New Insights Into the Blood-Brain Barrier

Posted: Jul. 22, 2015 by

Three recent discoveries by University of Southern California neuroscientist Berislav Zlokovic, M.D., Ph.D., have clarified one of the least-understood elements of Alzheimer’s disease: how the blood-brain barrier becomes compromised and contributes to the disease process. 

In healthy individuals, the blood-brain barrier (BBB) is a fine mesh filter that transports only select molecules from the body’s main circulatory system into the brain in a highly controlled manner, protecting the more delicate brain from a variety of dangers, and transports certain molecules back out of the brain as well. Changes to the structural components of the BBB have been known to be a normal consequence of aging for decades, but it also has been known for many years that the BBBs of Alzheimer’s patients allow more harmful particles to cross into the brain than the BBBs of those without the disease do.

Precisely when and how, though, does the BBB become compromised, and does it happen as a prelude to Alzheimer’s or as a cause of it? These are essential questions. Alzheimer’s unfolds as a complex cascade of molecular events—one event leads to another, which leads to another, and so on. The effort to stop it rests on understanding all of the key cascade events in the correct sequence—a monumental challenge requiring a coordinated
team effort. 

The discoveries by Zlokovic—director of the Zilkha Neurogenetic Institute and professor and chair of the Department of Physiology and Biophysics at the University of Southern California, Keck School of Medicine, Los Angeles, and a member of the Cure Alzheimer’s Fund Research Consortium since 2011—bring us one step closer:

  • In January, Zlokovic’s team was able to use high-resolution imaging of the living brain to show, irrefutably, that the BBB becomes leaky with age, starting in the area of the hippocampus—the area responsible for memory and learning that is affected very early in Alzheimer’s disease. This leakiness begins long before there are any cognitive symptoms. The discovery, published in the journal Neuron, suggests that specialized brain scans might, in the near future, help doctors routinely spot very early, presymptomatic warning signs of dementia. It also identified early injury to brain vascular cells called pericytes, a type of mural cell that surrounds brain capillaries and acts as a “gatekeeper” of the blood-brain barrier. 
  • In March, Zlokovic’s team discovered that deficiency of a key BBB protein called GLUT1, which helps move glucose, a major energy substrate for the healthy brain, across the BBB, is directly connected to a compromised barrier. It also suggested that the gene regulating this protein could be an excellent drug target. The discovery was published in the journal Nature Neuroscience. 
  • In May, Zlokovic discovered the mechanism of action for an Alzheimer’s-implicated gene encoding protein known as PICALM. The PICALM-Alzheimer’s connection had been studied previously by Cure Alzheimer’s Research Consortium Chair Rudy Tanzi, Ph.D., and Zlokovic in a Cure Alzheimer’s Fund-supported study. Zlokovic, publishing his research in Nature Neuroscience, showed that PICALM is crucial for clearing Abeta across the BBB. PICALM variants associated with increased risk for Alzheimer’s lead to diminished expression of PICALM and faulty clearance of Abeta from the brain, leading to its accumulation both in the human brain and animal models of the disease. This suggests that, while Abeta is crucial in the subsequent cascade that leads to Alzheimer’s disease, the compromise of the BBB may happen earlier in the process, and may contribute directly to the destructive excess of Abeta in the brain.

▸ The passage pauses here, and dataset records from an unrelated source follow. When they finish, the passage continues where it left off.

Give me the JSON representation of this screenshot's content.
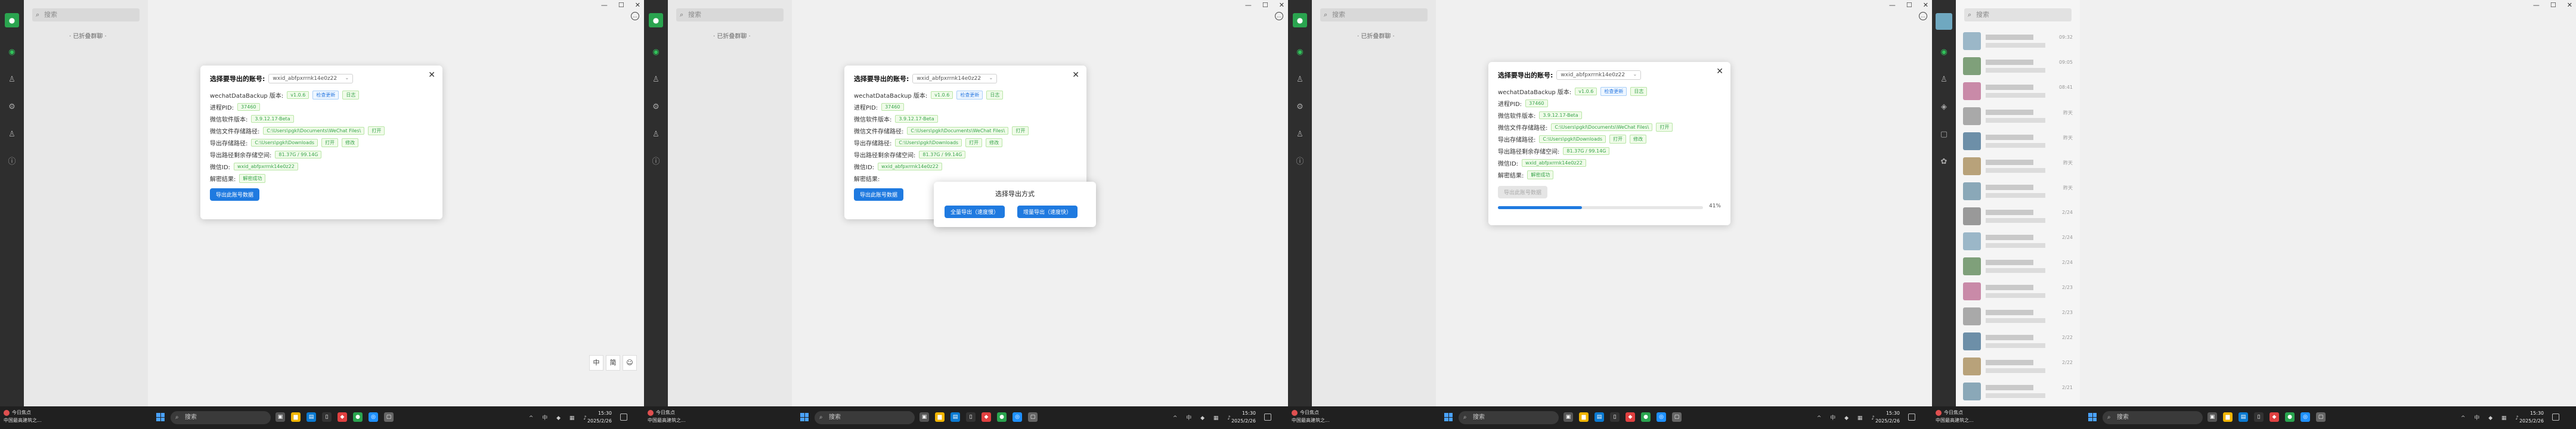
{
  "common": {
    "search_placeholder": "搜索",
    "pinned_label": "· 已折叠群聊 ·",
    "window_controls": [
      "—",
      "☐",
      "✕"
    ],
    "taskbar": {
      "weather_line1": "今日焦点",
      "weather_line2": "中国最高建筑之...",
      "search_label": "搜索",
      "time": "15:30",
      "date": "2025/2/26",
      "tray": "^ 中 ◆ ▦ ♪"
    }
  },
  "dialog": {
    "title": "选择要导出的账号:",
    "account": "wxid_abfpxrrnk14e0z22",
    "rows": [
      {
        "label": "wechatDataBackup 版本:",
        "tags": [
          "v1.0.6"
        ],
        "tags_blue": [
          "检查更新"
        ],
        "tags_extra": [
          "日志"
        ]
      },
      {
        "label": "进程PID:",
        "tags": [
          "37460"
        ]
      },
      {
        "label": "微信软件版本:",
        "tags": [
          "3.9.12.17-Beta"
        ]
      },
      {
        "label": "微信文件存储路径:",
        "tags": [
          "C:\\Users\\pgkl\\Documents\\WeChat Files\\"
        ],
        "tags_extra": [
          "打开"
        ]
      },
      {
        "label": "导出存储路径:",
        "tags": [
          "C:\\Users\\pgkl\\Downloads"
        ],
        "tags_extra": [
          "打开",
          "修改"
        ]
      },
      {
        "label": "导出路径剩余存储空间:",
        "tags": [
          "81.37G / 99.14G"
        ]
      },
      {
        "label": "微信ID:",
        "tags": [
          "wxid_abfpxrrnk14e0z22"
        ]
      },
      {
        "label": "解密结果:",
        "tags": [
          "解密成功"
        ]
      }
    ],
    "action_button": "导出此账号数据",
    "disabled_button": "导出此账号数据",
    "progress_percent": 41,
    "progress_label": "41%"
  },
  "popup": {
    "title": "选择导出方式",
    "btn_full": "全量导出（速度慢）",
    "btn_incremental": "增量导出（速度快）"
  },
  "ime": [
    "中",
    "简",
    "☺"
  ],
  "panel4": {
    "search_placeholder": "搜索",
    "times": [
      "09:32",
      "09:05",
      "08:41",
      "昨天",
      "昨天",
      "昨天",
      "昨天",
      "2/24",
      "2/24",
      "2/24",
      "2/23",
      "2/23",
      "2/22",
      "2/22",
      "2/21"
    ],
    "colors": {
      "accent": "#1f7ae0",
      "success": "#3aa64d",
      "wechat_green": "#31c25a"
    }
  }
}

“The brain cannot function in the presence of blood-brain barrier breakdown,” said Zlokovic. “Now we know that not only is Abeta important in Alzheimer’s, but also that this barrier, which is regulating transfer of molecules between the brain and blood, and vice versa blood and brain, can become leaky and dysfunctional and lead to subsequent problems likely contributing to onset and progression of dementia.”

Jeffrey Morby, chairman of Cure Alzheimer’s Fund, added, “We created our Research Consortium in order to spur innovation through the speedy sharing of vital data between top researchers. Dr. Zlokovic’s latest advance with PICALM is a perfect example of what we’ve been able to do, and it brings us that much closer to a cure.”